Pada saat itu, PBB menggambarkan pertikaian suku sebagai “bencana besar”. Kesepakatan damai yang ditengahi oleh pemerintahan Obama tahun lalu gagal menghentikan pembantaian tersebut. Jens Laerke di Kantor Koordinasi Urusan Kemanusiaan PBB mengatakan: “Kami memperkirakan 4,8 juta orang mengalami kerawanan pangan di Sudan Selatan, kami tidak memiliki akses terhadap mereka semua. Ini adalah situasi yang sangat cair dengan banyak kekerasan.”
Sejak tahun 2011, Amerika Serikat telah memberikan miliaran dolar dan bahkan mengesampingkan Undang-Undang Pencegahan Tentara Anak untuk melanjutkan pendanaan.
Bakosoro bersikukuh bahwa meskipun AS adalah temannya, AS tidak melakukan pekerjaan yang baik dalam menindaklanjuti uang yang telah diberikannya, sehingga menyebabkan korupsi besar-besaran dan bahkan pembelian senjata yang mempersenjatai tentara yang kini bersalah atas kejahatan brutal dapat didakwa.

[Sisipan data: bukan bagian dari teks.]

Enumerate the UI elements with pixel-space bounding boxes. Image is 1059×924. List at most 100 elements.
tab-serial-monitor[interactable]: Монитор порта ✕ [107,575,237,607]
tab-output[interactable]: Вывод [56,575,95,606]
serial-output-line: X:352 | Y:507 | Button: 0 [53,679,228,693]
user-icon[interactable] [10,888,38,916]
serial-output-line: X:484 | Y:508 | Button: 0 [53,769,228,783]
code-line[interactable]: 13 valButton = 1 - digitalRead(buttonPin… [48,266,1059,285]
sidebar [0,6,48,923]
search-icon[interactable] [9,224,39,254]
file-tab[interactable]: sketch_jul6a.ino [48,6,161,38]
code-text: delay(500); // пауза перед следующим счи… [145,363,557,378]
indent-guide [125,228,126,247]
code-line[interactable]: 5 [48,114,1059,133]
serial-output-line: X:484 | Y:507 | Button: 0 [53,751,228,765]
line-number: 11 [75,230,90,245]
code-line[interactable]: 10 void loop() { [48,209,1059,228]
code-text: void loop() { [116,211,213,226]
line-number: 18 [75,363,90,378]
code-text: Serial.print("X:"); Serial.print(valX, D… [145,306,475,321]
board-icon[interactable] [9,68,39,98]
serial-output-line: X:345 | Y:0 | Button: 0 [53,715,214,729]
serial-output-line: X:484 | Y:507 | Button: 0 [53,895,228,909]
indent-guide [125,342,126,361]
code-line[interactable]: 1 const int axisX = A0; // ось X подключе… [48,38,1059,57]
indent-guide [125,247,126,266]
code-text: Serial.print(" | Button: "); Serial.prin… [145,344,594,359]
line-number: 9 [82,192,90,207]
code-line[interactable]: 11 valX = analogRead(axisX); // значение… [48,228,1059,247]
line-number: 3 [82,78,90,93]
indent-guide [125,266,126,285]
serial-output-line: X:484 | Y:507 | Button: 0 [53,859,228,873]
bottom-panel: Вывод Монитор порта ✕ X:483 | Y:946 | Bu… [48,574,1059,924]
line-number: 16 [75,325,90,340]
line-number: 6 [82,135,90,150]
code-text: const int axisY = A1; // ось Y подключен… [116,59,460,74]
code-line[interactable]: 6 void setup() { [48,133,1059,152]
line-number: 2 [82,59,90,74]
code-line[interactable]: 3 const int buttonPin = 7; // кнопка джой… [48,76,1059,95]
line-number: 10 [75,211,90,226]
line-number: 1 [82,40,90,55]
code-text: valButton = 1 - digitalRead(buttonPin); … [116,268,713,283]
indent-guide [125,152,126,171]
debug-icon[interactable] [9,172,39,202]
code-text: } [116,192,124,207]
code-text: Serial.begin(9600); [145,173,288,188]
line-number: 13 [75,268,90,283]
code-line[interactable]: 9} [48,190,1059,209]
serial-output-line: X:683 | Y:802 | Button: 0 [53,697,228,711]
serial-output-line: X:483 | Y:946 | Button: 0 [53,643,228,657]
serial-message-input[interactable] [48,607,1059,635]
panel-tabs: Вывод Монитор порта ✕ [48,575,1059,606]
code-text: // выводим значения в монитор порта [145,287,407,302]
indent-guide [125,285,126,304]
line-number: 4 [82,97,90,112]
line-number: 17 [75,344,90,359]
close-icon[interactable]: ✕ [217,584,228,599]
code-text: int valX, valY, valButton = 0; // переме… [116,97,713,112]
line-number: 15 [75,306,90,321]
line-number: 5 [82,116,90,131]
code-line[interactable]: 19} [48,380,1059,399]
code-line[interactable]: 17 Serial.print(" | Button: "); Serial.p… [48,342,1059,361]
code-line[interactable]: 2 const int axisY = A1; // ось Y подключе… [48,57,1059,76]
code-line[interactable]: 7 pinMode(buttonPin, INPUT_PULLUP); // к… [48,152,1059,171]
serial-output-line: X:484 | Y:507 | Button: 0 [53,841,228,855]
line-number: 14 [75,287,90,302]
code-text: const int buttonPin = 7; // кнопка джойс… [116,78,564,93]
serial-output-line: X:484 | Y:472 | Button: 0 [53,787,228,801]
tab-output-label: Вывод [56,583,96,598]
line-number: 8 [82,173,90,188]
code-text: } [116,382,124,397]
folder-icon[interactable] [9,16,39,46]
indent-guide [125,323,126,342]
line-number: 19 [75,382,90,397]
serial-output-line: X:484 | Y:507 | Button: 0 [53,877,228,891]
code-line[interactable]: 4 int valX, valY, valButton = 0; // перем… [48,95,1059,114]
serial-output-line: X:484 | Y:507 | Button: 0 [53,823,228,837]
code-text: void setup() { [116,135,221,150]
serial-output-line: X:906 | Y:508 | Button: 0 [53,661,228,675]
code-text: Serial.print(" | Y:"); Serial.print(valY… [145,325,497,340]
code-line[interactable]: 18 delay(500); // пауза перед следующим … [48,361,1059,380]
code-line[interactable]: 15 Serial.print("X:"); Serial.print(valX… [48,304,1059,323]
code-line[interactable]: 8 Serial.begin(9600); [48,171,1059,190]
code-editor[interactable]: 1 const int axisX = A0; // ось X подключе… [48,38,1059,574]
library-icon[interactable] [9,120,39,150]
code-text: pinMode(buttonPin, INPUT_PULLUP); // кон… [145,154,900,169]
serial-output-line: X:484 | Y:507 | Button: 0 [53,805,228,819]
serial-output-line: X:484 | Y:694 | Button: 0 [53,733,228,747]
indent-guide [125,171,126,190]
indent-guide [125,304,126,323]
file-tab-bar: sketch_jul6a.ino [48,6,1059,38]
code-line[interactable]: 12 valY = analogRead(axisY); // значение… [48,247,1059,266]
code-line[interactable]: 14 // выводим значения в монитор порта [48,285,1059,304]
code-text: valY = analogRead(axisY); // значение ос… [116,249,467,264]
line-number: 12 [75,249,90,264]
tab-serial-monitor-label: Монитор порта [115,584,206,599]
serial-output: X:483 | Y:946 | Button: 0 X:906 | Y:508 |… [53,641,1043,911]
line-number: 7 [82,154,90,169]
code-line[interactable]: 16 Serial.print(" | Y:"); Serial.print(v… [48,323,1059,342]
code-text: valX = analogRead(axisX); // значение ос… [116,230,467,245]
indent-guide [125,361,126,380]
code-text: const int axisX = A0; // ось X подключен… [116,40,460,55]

“AS telah memberikan banyak uang kepada Sudan Selatan tanpa pertanggungjawaban dan ini membuat para pemimpin di Sudan Selatan tidak dapat dikendalikan dan tidak dapat dijelaskan,” katanya.
Bolton setuju. “Saya pikir ada alasan bagus bagi Amerika Serikat untuk mendukung pemisahan Sudan. Saya pikir kesalahan kami adalah percaya bahwa bantuan ekonomi besar-besaran dan pembangunan bangsa bisa mengatasi perpecahan suku yang sudah berlangsung lama.”
Amerika Serikat mengevakuasi semua personel yang tidak penting dan menambah 47 Marinir AS untuk keamanan dalam negeri. Menurut Wakil Juru Bicara Departemen Luar Negeri Mark Toner, “Kami jelas sangat prihatin dengan kekerasan yang terjadi. Kami menyerukan semua pihak untuk tetap berpegang pada gencatan senjata dan menahan diri dari retorika yang lebih mengganggu stabilitas.”
Saat ini terdapat 12.000 tentara PBB di lapangan, namun dilaporkan sangat sedikit tindakan yang dilakukan oleh pasukan tersebut untuk menghentikan kekejaman tersebut. Misi mereka akan berakhir pada 12 Agustus dan ada perselisihan antara PBB dan AS mengenai bagaimana melanjutkannya. Akibatnya, rencana perjalanan Dewan Keamanan PBB ke Sudan Selatan pada 15-19 Agustus dibatalkan begitu saja.
Bakosoro memperingatkan: “Jika mereka tidak melakukan intervensi sekarang, saya pikir situasinya bisa memburuk, seperti halnya genosida di Rwanda pada tahun 1994.”